International Compliance Considerations
If your app is available in multiple countries, your sample terms and conditions for an app must account for varying legal requirements.
Key regulations to address:
- GDPR (EU/EEA). Requires a lawful basis for data processing, data subject rights (access, deletion, portability under Articles 15 through 20), and restrictions on international data transfers. GDPR penalties reach up to 20 million EUR or 4% of annual global turnover.
- CCPA/CPRA (California). Grants consumers the right to know, delete, and opt out of the sale of personal information. Penalties range from $2,500 to $7,500 per intentional violation.
- Digital Markets Act (EU). Imposes obligations on gatekeeper platforms regarding interoperability and data portability.
- Consumer protection laws. Many jurisdictions have cooling-off periods, unfair terms restrictions, and mandatory consumer rights that override contractual provisions.
Your terms should include a severability clause stating that if any provision is found unenforceable in a particular jurisdiction, the remaining terms continue to apply. This prevents a single invalid clause from voiding the entire agreement.

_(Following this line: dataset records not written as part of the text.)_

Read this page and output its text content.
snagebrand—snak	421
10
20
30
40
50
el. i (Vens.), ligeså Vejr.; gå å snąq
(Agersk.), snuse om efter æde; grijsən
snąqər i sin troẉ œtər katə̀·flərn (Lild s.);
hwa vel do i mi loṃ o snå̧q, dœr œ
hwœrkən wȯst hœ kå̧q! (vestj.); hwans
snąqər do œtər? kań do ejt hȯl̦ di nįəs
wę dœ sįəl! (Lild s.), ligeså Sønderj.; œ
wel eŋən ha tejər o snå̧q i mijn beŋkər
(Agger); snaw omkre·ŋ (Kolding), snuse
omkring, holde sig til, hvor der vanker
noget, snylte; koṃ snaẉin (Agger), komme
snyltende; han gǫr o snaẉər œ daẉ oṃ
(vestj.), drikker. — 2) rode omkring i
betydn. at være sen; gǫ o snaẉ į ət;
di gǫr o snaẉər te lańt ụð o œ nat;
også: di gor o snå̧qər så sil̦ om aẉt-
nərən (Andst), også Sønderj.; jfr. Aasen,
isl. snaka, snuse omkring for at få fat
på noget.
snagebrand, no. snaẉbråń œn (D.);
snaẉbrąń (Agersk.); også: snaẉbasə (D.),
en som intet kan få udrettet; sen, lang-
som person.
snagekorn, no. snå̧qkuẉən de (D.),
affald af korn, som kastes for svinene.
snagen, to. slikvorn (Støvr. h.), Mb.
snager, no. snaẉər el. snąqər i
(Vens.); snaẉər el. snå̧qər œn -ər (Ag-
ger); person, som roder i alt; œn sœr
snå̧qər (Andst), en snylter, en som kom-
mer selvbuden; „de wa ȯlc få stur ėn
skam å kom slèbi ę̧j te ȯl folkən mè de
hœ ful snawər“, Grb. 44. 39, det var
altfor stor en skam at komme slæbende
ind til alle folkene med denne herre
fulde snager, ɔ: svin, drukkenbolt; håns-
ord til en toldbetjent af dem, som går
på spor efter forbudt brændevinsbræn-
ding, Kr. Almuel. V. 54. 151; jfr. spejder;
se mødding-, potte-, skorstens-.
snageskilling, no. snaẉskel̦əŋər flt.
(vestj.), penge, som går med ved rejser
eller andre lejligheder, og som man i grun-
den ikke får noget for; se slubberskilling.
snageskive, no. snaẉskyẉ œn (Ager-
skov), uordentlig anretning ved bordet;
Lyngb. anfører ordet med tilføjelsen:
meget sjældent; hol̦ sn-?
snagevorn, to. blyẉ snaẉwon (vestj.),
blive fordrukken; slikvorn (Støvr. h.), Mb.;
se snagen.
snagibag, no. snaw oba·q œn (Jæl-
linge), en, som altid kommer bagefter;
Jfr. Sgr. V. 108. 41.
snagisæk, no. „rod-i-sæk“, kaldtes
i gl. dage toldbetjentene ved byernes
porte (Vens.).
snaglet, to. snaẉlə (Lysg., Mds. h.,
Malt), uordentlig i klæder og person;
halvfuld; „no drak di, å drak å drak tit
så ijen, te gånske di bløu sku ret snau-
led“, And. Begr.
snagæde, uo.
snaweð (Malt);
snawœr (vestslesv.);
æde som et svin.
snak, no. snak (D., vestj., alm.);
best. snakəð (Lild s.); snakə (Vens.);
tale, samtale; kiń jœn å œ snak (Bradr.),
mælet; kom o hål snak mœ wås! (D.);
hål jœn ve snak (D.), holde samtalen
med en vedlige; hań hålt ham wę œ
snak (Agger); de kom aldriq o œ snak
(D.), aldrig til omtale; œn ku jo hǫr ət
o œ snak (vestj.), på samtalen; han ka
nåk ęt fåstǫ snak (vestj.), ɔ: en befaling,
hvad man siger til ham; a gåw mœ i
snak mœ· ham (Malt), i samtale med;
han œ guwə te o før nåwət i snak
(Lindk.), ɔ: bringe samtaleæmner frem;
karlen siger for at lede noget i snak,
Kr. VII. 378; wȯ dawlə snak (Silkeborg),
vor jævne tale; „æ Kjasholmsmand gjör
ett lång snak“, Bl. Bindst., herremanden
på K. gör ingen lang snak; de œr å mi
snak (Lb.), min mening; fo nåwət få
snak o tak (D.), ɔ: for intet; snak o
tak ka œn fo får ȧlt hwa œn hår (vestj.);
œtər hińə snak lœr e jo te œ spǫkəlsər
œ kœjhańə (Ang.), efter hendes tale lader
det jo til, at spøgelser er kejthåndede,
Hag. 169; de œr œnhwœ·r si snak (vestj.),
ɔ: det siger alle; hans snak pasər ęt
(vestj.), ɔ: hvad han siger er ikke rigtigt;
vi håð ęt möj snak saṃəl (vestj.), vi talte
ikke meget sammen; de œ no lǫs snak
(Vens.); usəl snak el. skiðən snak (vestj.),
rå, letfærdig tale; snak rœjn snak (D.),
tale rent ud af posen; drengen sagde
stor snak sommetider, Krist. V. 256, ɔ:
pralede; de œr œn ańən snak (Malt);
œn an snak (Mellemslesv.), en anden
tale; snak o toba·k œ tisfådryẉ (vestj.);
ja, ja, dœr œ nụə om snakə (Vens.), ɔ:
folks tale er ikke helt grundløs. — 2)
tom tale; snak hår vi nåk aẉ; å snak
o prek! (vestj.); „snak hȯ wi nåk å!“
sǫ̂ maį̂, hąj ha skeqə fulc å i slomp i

TermsBox provides a terms of service generator that produces customized legal documents covering these jurisdictional requirements. The platform's compliance scanner can also identify which regulations apply based on your app's data practices.
Frequently Asked Questions
What should an app terms and conditions sample include?
A complete app terms and conditions sample should include acceptance of terms, a license grant, user responsibilities, intellectual property protections, payment and subscription terms (if applicable), limitation of liability, warranty disclaimers, termination clauses, governing law, and dispute resolution. Additional sections for data privacy and third-party services are standard for modern apps.
Are app terms and conditions legally required?
No single law universally requires app terms and conditions. However, Apple's App Store requires a EULA or terms of service link under its Review Guidelines, and Google Play strongly recommends one. Beyond platform rules, operating without terms leaves you with no contractual basis to limit liability, terminate accounts, or enforce usage rules.
How do I make sample terms and conditions for an app enforceable?
Use a clickwrap agreement that requires users to affirmatively accept the terms before using the app. Present the terms clearly at the point of acceptance, keep a timestamped record of each user's agreement, and ensure the clauses are reasonable under applicable consumer protection laws. Courts consistently enforce clickwrap over passive browsewrap mechanisms.
Can I use a sample terms and conditions for my app without modification?
No. A sample is a reference document, not a ready-to-publish agreement. You must customize it to reflect your specific app features, data practices, monetization model, and the laws that apply in your jurisdiction. Using unmodified sample terms creates enforceability risks and may include clauses that do not match your actual operations.